/ 2 min read / Workflow / Seed

Tailscale + Termius for safer SSH access

Use a private Tailscale network and SSH profiles in Termius to reduce exposure when managing local machines and cloud droplets.

Context

Remote access to development machines usually starts with public SSH on a VPS, then grows into ad-hoc habits across local devices and cloud hosts.

That default works, but it increases attack surface and makes session stability a daily reliability problem.

A safer baseline is to keep both local-machine and droplet access inside a private mesh and treat the remote shell as disposable.

Decision / Insight

Use Tailscale as the private network layer and Termius as the operator-facing SSH client.

The important shift is to connect through Tailscale node IPs instead of exposing public SSH whenever possible, both for local hosts and droplets.

For AI coding tools, avoid running opencode directly on the VPS. Run it locally and use SSH only for bounded remote operations.

Breakdown

Local machine connection

  • Join laptop/desktop and any home lab machine to the same Tailscale tailnet.
  • Use Termius profiles that target each host’s Tailscale IP or MagicDNS name.
  • Disable unnecessary inbound port-forwarding rules from the public internet.

Droplet connection

  • Install Tailscale on the droplet and keep SSH bound to private access paths.
  • Prefer connecting from Termius to the droplet’s Tailscale address, not its public IPv4.
  • Keep cloud firewall rules strict even when Tailscale is in place.

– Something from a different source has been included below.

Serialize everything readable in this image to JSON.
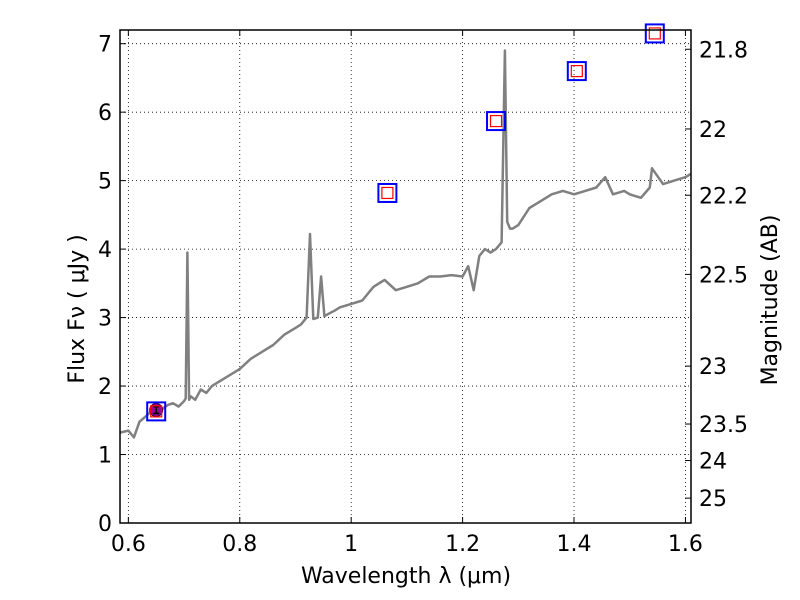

Security boundary for opencode

  • Avoid running opencode directly inside the VPS session.
  • Keep the agent runtime local so credentials, workspace controls, and audit context remain on the trusted machine.
  • Use the droplet as an execution target, not as the primary autonomous agent host.

Long-running remote work can break when the SSH transport drops. Use tmux as the persistent session layer and start tools through a stable alias.

Example shell pattern:

alias oc='tmux new-session -A -s opencode "opencode"'

With this pattern, reconnecting via Termius restores the same tmux session instead of losing active context after transient disconnections.

Reusable Takeaway

A practical remote baseline for solo builders is:

  1. private network first (Tailscale),
  2. consistent SSH client profiles (Termius),
  3. no autonomous coding runtime on public VPS shells,
  4. tmux-wrapped command aliases for reconnect-safe sessions.

This keeps remote access safer without making day-to-day operations slower.